Peki, dünyada daha önce benzer salgınlar, olağanüstü durumlar yaşanmamış mıdır? Elbette yaşanmıştır. Enteresan olan, daha önce toplumu topyekûn etkileyen olayların olduğu dönemlerde sahip olduğumuz teknoloji ile bugünün teknolojisinin arasında dağlar kadar fark olmasıdır. Ve bu farka rağmen hala belirsizliğin sürmesidir. Daha da enteresan olan ise yapay zekâ çağında olan insanlığın hala önceki dönemlerde başvurulan tedbir yöntemleriyle durumu ancak idare edebiliyor olmasıdır. İdare etmek kelimesini özellikle yazıyorum çünkü ortada hala herkesin üzerinde kuşkusuz ittifak edebileceği sağlıklı bir durum tespiti yok. Gen teknolojisinden, koyun klonlamaya, CERN çalışmalarından robotların rüya gördüğü iddiasına kadar o kadar çok açıklamalar yapıldı ki, şu an bu duruma insan hayret ediyor.

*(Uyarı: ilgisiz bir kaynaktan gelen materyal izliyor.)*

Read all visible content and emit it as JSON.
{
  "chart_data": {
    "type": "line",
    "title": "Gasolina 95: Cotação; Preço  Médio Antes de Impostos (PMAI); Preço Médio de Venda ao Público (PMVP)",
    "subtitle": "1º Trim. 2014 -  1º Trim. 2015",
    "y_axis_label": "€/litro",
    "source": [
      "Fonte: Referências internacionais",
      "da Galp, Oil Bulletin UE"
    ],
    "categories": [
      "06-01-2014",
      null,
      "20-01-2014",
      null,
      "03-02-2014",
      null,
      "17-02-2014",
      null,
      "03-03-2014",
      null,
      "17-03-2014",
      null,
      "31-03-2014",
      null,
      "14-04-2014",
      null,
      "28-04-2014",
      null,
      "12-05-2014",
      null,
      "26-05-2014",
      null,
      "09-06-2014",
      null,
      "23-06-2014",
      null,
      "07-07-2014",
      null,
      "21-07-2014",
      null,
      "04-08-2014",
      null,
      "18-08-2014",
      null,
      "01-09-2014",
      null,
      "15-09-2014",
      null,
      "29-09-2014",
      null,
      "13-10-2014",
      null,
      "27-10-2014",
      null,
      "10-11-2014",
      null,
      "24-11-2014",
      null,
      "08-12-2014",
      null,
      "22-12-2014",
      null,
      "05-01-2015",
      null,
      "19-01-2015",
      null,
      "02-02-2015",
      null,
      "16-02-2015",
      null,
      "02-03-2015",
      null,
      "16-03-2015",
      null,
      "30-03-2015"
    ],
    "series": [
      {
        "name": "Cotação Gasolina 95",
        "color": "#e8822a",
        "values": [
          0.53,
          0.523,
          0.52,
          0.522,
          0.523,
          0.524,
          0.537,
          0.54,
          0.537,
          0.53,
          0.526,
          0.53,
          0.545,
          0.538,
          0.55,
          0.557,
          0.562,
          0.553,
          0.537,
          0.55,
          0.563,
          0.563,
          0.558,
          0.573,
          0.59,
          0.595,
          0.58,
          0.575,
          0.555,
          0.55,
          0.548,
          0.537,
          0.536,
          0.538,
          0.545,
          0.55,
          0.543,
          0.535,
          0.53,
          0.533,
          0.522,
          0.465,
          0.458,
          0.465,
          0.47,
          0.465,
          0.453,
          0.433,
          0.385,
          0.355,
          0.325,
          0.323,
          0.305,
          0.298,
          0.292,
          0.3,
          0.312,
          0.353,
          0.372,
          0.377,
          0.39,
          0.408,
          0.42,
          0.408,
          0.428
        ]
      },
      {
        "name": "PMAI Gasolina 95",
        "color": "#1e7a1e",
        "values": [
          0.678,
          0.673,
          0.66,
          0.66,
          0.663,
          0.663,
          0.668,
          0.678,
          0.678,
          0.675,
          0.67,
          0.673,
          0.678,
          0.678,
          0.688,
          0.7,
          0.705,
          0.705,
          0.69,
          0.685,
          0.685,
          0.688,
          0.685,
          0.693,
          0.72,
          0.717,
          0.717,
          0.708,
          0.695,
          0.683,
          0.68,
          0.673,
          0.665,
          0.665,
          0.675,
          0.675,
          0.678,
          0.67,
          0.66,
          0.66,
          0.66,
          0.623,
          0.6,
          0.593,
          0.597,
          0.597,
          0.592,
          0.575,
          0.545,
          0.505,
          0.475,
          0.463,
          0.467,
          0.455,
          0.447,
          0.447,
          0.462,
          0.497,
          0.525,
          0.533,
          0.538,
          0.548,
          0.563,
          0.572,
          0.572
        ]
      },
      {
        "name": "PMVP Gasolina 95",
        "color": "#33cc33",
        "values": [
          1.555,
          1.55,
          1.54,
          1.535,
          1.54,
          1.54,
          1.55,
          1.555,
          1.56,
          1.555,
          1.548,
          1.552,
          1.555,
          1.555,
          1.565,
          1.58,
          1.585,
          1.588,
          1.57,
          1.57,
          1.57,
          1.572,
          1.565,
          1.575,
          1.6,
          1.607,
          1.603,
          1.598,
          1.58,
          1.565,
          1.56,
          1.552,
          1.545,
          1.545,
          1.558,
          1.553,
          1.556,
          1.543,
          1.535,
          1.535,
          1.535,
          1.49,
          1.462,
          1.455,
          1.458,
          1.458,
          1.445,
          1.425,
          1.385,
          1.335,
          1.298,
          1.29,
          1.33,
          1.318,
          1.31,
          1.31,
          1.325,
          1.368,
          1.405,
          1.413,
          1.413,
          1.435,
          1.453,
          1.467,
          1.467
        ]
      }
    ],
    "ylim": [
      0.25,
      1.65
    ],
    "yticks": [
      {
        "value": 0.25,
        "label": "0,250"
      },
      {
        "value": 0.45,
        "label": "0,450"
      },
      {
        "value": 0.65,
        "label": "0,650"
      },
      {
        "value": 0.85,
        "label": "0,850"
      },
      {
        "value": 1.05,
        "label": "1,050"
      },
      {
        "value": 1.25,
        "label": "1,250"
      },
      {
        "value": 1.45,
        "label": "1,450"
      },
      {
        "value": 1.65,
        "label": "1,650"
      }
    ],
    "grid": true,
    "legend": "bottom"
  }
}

Halen elimizde “aşı bulma çalışmalarının sürdüğü ifade ediliyor” haberinden başka bir gelişme yok!

Yıllar önce uygulanan salgın tedbirlerinin günümüzde uygulanmasına kimsenin sözü olamaz. Ancak salgın sonrasına ilişkin havada uçuşan senaryolara ise söyleyecek söz elbette olacaktır. Ve olmalıdır da! Salgına ilişkin daha sağlıklı bir durum tespiti bile yapamaz iken, salgın sonrası senaryoları servis etmenin anlamı nedir? Bu konuda acele etmenin sebebi ne? Burada sözümüz sokaktaki vatandaş değil tabi. Kelli felli yöneticiler, etkili ve yetkili kişiler ve de ekranlarda arz-ı endam eden kişilerdir.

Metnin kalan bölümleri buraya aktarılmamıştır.